Thread: Combination Problem... Help Plz

Question Details:
Consider the set of 6-digit integers, where leading 0's are permitted. Two integers are considered to be "equivalent" if one can be obtained from the other by a rearrangement (permutation) of the digits. Thus 129450 and 051294 are "equivalent". Among all the 10^6 six-digit integers:

a. how many non-equivalent integers are there?
b. if digits 0 and 9 can appear at most once, how many non-equivalent integers are there?
c. Generalize your results to (a) and (b) for n-digit integers.
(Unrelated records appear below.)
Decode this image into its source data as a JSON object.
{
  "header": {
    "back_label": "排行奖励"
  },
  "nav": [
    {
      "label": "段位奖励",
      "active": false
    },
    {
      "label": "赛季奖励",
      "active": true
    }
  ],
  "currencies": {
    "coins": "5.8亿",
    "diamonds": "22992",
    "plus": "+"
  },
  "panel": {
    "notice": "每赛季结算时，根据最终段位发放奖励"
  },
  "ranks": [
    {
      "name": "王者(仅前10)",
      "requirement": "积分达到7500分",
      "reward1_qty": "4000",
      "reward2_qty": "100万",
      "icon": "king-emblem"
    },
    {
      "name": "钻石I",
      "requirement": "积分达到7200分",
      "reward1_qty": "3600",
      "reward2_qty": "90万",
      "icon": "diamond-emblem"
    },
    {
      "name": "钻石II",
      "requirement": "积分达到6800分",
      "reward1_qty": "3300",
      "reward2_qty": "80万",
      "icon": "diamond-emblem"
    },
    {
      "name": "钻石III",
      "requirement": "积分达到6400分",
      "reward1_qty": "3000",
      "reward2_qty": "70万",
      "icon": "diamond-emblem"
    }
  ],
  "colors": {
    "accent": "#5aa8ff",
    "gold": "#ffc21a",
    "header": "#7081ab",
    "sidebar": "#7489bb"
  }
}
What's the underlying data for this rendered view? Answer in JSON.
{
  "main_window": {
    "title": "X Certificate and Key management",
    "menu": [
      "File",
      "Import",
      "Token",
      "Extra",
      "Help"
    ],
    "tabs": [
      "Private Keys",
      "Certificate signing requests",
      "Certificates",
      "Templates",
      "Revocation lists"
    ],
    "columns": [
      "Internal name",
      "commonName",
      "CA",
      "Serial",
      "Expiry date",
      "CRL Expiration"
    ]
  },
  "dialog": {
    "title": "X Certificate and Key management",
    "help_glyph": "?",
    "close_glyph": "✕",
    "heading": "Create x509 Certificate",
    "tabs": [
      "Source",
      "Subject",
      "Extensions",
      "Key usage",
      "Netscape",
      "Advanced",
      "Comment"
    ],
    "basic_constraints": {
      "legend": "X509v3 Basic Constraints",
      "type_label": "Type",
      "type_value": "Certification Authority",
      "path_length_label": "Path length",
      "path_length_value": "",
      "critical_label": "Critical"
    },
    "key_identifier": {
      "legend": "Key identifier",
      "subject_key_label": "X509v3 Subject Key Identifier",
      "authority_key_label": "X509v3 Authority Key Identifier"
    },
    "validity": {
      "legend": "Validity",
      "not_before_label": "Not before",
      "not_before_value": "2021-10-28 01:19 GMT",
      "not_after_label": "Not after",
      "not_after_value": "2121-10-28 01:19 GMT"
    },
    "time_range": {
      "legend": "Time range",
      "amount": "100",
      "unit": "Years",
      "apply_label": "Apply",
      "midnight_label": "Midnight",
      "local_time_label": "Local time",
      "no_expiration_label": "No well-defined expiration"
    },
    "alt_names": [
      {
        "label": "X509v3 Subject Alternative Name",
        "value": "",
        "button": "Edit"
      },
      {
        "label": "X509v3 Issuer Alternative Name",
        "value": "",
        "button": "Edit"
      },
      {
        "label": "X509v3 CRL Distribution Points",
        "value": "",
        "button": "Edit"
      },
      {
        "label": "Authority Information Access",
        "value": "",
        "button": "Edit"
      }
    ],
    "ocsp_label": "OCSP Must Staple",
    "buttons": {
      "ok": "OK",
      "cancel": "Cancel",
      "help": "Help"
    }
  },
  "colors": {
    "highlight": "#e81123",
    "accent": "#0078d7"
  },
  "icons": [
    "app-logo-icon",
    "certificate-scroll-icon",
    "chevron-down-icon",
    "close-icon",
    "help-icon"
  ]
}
My brain is going to explode~~ Thank you for the helps.

Hello, jmmjm!

This seemed like a formidable problem,
. . but with a little thinking . . .

Consider the set of 6-digit integers, where leading 0's are permitted.
Two integers are considered to be "equivalent" if one can be obtained
from the other by a rearrangement (permutation) of the digits.
Thus 129450 and 051294 are "equivalent".

Among all the 10^6 six-digit integers:

a) how many non-equivalent integers are there?

Nearly all six-digit numbers have an equivalent "mate" somewhere in the list.

Example: .000007 has permutations: 000070, 000700, 007000, 070000, 700000


The only six-digit numbers which do not have equivalent mates
. . are those consisting of exactly one digit.

Hence: .000000, 111111, 222222, ..., 999999 are non-equivalent.

Therefore, there are ten non-equivalent integers.

b) if digits 0 and 9 can appear at most once, how many non-equivalent integers are there?

Since 0 and 9 cannot appear six times,

. . only: .111111,222222, ..., 888888 are non-equivalent.

Therefore, there are eight non-equivalent integers.

c) Generalize your results to (a) and (b) for n-digit integers.

(a) For n-digit numbers, the non-equivalent integers are:
. . . . 000...0, .111...1, .222...2, .. . . , .999...9

. . The answer is still ten.


(b) Similarly, the answer is still eight.